Ein Betrieb der metallverarbeitenden Industrie mit ca. 350 Mitarbeitern

Situation: Der Mitarbeiter I.P., 56 Jahre alt, ist einer von vier Meistern in seiner Abteilung. Früher war er Abteilungsleiter einer anderen Abteilung, jetzt ist er als Schichtleiter dem Abteilungsleiter zugeordnet. Aufgrund einer psychischen Erkrankung ist er nicht mehr voll einsatzfähig und soll eine weniger verantwortungsvolle Aufgabe bekommen, was er als Degradierung völlig ablehnt. I.P. ist gleichzeitig Mitglied des Betriebsrats. Er ist als anerkannt Schwerbehinderter nicht kündbar, und eine Frühpensionierung lehnt er ab. Aufgrund fortdauernder gravierender Meinungsverschiedenheiten mit dem Abteilungsleiter ist dieser nah am Zusammenbruch, reagiert stark somatisch. Eine arbeitsgerichtliche Lösung scheint das Ende vom Lied zu sein, obwohl allen Beteiligten klar ist, dass keine zufriedenstellende Lösung dabei herauskommen kann.

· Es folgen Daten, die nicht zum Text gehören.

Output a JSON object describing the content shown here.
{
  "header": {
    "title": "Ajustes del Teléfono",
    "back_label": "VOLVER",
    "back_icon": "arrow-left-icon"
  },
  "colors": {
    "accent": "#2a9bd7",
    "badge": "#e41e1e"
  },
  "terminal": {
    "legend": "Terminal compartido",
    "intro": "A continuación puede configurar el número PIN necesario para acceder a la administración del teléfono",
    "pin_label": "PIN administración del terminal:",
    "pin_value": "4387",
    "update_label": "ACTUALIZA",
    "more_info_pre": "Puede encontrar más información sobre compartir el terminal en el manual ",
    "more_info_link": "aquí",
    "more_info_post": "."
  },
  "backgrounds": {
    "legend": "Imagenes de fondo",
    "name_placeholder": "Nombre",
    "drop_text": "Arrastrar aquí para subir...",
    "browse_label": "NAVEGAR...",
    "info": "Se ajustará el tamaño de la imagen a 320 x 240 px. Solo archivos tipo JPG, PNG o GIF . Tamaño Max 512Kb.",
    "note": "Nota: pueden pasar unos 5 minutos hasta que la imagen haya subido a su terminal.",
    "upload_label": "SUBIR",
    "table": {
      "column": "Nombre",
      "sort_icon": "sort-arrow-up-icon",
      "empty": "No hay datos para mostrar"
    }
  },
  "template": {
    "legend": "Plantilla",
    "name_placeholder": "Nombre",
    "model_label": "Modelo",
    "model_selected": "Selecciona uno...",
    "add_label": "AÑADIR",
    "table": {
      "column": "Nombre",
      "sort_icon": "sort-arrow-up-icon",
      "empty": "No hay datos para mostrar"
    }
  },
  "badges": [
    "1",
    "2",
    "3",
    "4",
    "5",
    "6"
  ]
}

In die Beratung einzubinden sind Betriebsleiter, Personalentwicklerin, Betriebsrat und die vier leitenden Mitarbeiter der Abteilung. Betriebsleitung und Personalentwicklung einerseits sowie Betriebsrat andererseits werden jeweils als Gruppe interviewt, die vier Meister in Einzelgesprächen. Dabei wird besonderer Wert gelegt auf folgende Fragestellungen:

  • Was genau hat ihrer Meinung nach zu der Situation geführt?
  • Wie darf eine Lösung auf keinen Fall beschaffen sein, damit Sie (als Person oder Gruppe) Ihr Gesicht nicht verlieren?
  • Wo sehen sie die positiven Seiten oder Qualitäten der Person (der Gruppe), über die Sie sich beklagen?
  • Welche Lösungsideen hatten Sie selber schon?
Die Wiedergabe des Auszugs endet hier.